If you’re not celebrating National Tortellini Day, you should be! This dish is a great place to start.
NEW ORLEANS —
- 2 Tbsp. olive oil
- 2 yellow onions large
- 1/4 tsp. salt
Creamy pasta sauce
- 1 Tbsp. olive oil
- 8 oz. mushrooms
- 8 oz. spinach
- 1 cup heavy cream
- 1/4 tsp. salt
- 9 oz. tortellini (I used 3-cheese tortellini, refrigerated)
- 1/4 tsp. black pepper when serving
Peel the onions, wash them and thinly slice them.
Heat 2 tablespoons olive oil on medium-high heat in a large skillet. Add sliced onions and cook on high heat for about 10 minutes, constantly stirring with the spatula.
Reduce heat to medium and continue cooking the onions for 10 more minutes, continuing to stir, as onions brown even more without burning. At this point add a pinch of salt over the onions.
Continue cooking for 10 more minutes on medium or low heat, stirring occasionally to make sure onions don’t stick to the bottom of the pan or burn.

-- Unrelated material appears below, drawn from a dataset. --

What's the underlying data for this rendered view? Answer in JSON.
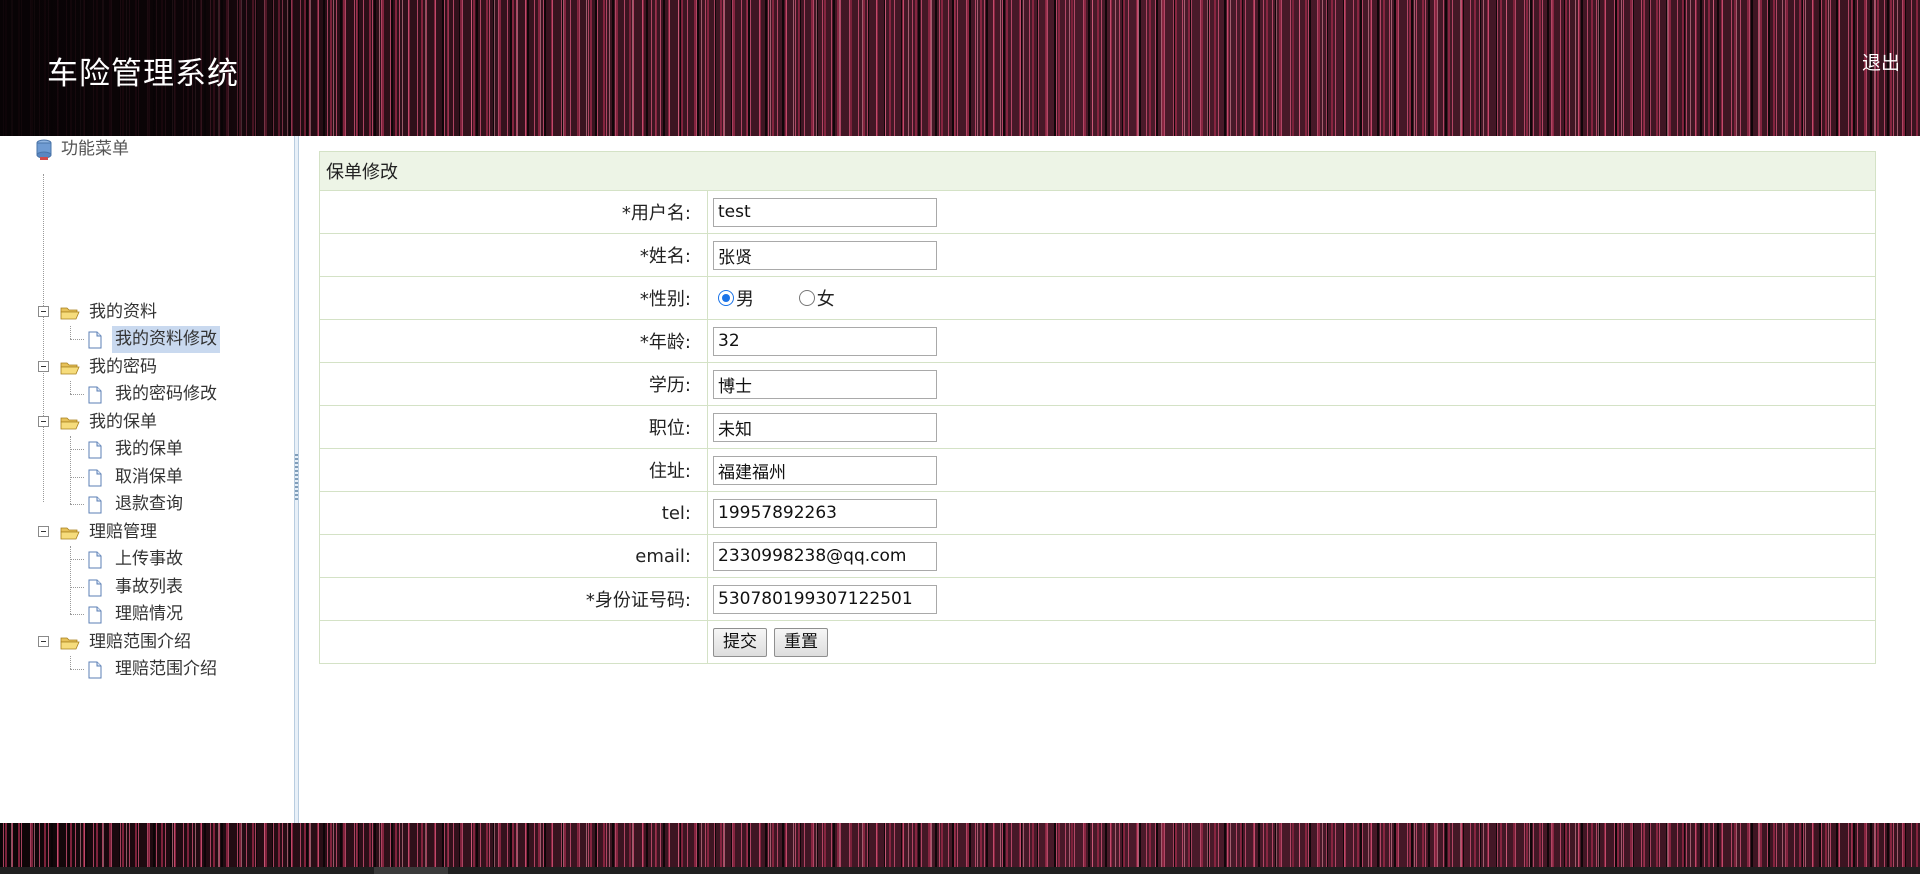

In total, you should have cooked onions for 30 minutes. Remove the onions from the skillet onto a plate.
How to make the creamy sauce
Heat 1 tablespoon olive oil in the same skillet on medium heat. Add sliced mushrooms. Sprinkle with a pinch of salt. Cook mushrooms for about 5 minutes, occasionally stirring, until mushrooms are soft.
Add fresh spinach to the skillet and stir on low heat just until spinach starts to wilt.
Add back the caramelized onions.
Add 1 cup of heavy cream and ¼ teaspoon salt to the mushroom and spinach mixture and bring to a quick boil. Immediately reduce to simmer. Keep stirring while the sauce simmers for a couple of minutes.
Cook tortellini according to package instructions. Usually, that means to bring a large pot of water to boil. Add tortellini and boil for 7 to 10 minutes. Drain.
Add cooked and drained tortellini to the creamy sauce. Stir on low heat for a couple of minutes to reheat.